My Fellow Law Enforcement Leaders,
I am deeply saddened by the National Law Enforcement Officers Memorial Fund (NLEOMF) report released yesterday, presenting preliminary 2011 year-end data that indicates 173 law enforcement officers were killed in the line of duty. This is a 13 percent increase over the 153 line of duty deaths in 2010, and a startling 42 percent increase over the 122 officers killed in 2009. Tragically, 68 officers were shot and killed in 2011. This contributes to an upward trend of needless deaths that have occurred in recent years. For the first time in 14 years, officers killed in firearms-related incidents exceeded the 64 officers who died in traffic-related incidents.
I know how tragic each of these deaths is for the families and loved ones left behind and for the men and women of the deceased officers’ departments. I know each and every IACP member joins me in sending our deepest condolences to the loved ones and colleagues of these fallen heroes.
I can assure you that I am committed to the issues involving officer safety. I have made this one of the priority issues of my presidency, and I will do everything possible to reverse this unacceptable wave of violence directed at the men and women on the front lines of law enforcement not only in the United States but also around the world.
To that end, I can assure you that the IACP will continue its efforts legislatively and programmatically to remove illegal firearms from our streets, ensuring they do not get into the hands of violent criminals. We will continue our efforts to prevent officer injuries through the efforts of our IACP SACOP SafeShield program, which promotes overall officer safety including through the use of body armor. The IACP has been successful in educating law enforcement about the importance of body armor. To date, the IACP/DuPont Survivors Club has recorded that 3,142 officers’ lives have been saved because they were wearing their vests. In 2011 alone, there are 70 reported saves.

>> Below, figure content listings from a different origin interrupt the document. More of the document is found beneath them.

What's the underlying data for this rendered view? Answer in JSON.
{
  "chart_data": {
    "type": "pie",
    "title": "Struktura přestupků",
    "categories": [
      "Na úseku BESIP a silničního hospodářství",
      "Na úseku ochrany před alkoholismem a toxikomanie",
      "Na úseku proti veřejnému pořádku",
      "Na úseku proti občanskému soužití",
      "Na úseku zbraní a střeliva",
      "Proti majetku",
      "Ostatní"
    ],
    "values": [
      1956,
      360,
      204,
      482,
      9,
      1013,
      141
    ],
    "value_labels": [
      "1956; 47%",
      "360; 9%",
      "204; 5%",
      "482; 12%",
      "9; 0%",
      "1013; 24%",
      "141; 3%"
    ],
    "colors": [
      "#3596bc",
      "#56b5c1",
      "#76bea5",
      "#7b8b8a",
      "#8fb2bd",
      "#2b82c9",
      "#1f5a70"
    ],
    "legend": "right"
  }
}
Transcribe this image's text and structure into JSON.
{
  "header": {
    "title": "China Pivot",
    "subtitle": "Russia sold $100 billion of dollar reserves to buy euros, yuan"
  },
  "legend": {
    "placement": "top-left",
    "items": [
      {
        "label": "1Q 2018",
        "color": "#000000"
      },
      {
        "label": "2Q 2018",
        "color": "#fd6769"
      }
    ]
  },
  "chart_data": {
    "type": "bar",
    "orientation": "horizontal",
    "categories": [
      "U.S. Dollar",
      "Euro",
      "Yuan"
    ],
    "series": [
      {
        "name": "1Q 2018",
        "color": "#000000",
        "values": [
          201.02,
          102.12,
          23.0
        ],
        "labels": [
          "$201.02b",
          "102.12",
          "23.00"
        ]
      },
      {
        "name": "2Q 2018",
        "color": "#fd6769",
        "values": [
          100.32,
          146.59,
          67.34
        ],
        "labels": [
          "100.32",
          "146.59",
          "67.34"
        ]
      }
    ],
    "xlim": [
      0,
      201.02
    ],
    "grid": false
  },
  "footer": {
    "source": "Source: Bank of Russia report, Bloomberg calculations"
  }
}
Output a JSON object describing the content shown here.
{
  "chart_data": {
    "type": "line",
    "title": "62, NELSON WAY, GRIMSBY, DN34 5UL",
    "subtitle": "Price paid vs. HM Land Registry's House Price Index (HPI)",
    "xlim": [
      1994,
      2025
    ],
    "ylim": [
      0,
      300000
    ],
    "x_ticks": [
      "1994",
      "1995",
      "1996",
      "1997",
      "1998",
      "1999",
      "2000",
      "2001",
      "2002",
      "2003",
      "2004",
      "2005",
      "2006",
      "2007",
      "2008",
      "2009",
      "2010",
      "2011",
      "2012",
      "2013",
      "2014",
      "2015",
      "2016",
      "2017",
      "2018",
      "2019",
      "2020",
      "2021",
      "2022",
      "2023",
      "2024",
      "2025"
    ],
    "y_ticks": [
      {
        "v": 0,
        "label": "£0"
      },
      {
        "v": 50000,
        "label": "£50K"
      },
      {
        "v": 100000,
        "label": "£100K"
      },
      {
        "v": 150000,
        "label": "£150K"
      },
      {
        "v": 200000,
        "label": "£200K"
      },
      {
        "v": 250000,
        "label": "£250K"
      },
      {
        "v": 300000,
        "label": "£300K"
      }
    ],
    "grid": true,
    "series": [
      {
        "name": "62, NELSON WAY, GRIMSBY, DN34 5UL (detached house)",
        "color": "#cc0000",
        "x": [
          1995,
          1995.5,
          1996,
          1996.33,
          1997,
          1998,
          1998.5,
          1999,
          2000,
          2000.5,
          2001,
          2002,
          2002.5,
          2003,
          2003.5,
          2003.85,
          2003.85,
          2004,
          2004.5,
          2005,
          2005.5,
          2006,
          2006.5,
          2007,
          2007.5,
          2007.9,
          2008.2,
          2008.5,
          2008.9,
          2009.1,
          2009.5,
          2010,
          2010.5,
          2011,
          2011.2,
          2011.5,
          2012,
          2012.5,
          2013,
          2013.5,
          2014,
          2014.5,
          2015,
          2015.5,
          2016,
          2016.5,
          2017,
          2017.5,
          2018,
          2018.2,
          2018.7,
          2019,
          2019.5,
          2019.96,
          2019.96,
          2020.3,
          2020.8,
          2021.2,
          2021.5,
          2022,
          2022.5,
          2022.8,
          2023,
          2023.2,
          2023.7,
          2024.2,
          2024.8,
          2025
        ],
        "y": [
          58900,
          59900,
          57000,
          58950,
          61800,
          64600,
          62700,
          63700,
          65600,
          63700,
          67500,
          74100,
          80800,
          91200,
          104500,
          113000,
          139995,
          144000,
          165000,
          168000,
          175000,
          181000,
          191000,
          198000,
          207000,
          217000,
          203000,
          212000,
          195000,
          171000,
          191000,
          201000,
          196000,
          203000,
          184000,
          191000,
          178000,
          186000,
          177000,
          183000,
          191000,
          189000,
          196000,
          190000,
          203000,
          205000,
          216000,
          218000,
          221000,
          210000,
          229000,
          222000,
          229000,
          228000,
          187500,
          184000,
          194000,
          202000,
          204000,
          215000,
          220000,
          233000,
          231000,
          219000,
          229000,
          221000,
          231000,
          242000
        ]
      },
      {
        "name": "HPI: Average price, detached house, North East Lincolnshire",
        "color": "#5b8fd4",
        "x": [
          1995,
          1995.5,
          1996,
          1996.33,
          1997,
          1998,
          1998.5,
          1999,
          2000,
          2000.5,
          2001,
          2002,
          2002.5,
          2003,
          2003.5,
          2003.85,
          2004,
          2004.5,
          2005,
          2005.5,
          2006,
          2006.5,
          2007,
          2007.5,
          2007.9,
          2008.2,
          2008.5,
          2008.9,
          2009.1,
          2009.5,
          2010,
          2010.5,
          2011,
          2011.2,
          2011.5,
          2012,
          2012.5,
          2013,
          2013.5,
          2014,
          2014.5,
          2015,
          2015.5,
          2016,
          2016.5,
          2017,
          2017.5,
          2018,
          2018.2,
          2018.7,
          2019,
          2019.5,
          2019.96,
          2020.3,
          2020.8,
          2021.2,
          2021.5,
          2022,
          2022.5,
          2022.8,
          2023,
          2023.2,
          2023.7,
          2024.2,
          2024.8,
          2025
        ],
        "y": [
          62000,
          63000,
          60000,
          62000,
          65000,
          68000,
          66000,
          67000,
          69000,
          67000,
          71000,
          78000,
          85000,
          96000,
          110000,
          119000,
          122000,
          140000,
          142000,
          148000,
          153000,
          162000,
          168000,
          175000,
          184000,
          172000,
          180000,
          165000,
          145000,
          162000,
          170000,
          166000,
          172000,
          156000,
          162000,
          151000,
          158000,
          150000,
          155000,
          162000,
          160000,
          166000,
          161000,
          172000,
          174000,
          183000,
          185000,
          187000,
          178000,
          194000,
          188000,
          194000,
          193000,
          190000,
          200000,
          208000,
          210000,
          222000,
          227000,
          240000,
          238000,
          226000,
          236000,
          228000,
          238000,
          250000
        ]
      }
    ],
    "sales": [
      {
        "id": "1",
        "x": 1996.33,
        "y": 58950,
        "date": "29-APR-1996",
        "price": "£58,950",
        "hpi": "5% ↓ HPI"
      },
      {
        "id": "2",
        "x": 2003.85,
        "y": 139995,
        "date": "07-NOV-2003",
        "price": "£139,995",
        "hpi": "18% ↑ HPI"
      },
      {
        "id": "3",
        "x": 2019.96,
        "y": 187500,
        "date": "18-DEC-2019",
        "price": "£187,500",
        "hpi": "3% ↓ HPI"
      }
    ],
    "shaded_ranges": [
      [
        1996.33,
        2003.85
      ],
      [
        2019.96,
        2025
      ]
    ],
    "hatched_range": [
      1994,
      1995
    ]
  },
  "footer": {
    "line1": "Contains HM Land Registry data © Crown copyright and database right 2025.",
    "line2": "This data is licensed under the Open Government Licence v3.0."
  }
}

The IACP National Center for the Prevention of Violence Against the Police, a joint effort with the U.S. Department of Justice, Bureau of Justice Assistance, in 2012 will continue its research to develop protocol and strategies across the criminal justice system to prevent and ultimately eliminate violence against law enforcement officers. The National Center’s operations will focus on conducting research and analysis, translating the findings into actionable information, and disseminating recommendations to the field.
I look forward to working collectively with the law enforcement leadership that the IACP represents to do everything humanly possible to protect the brave men and women of our profession from injury and death. Together, we can make 2012 a much safer year. We owe it to the families and loved ones who each day wonder if their law enforcement husbands, wives, fathers, mothers, sons, and daughters will return home safely.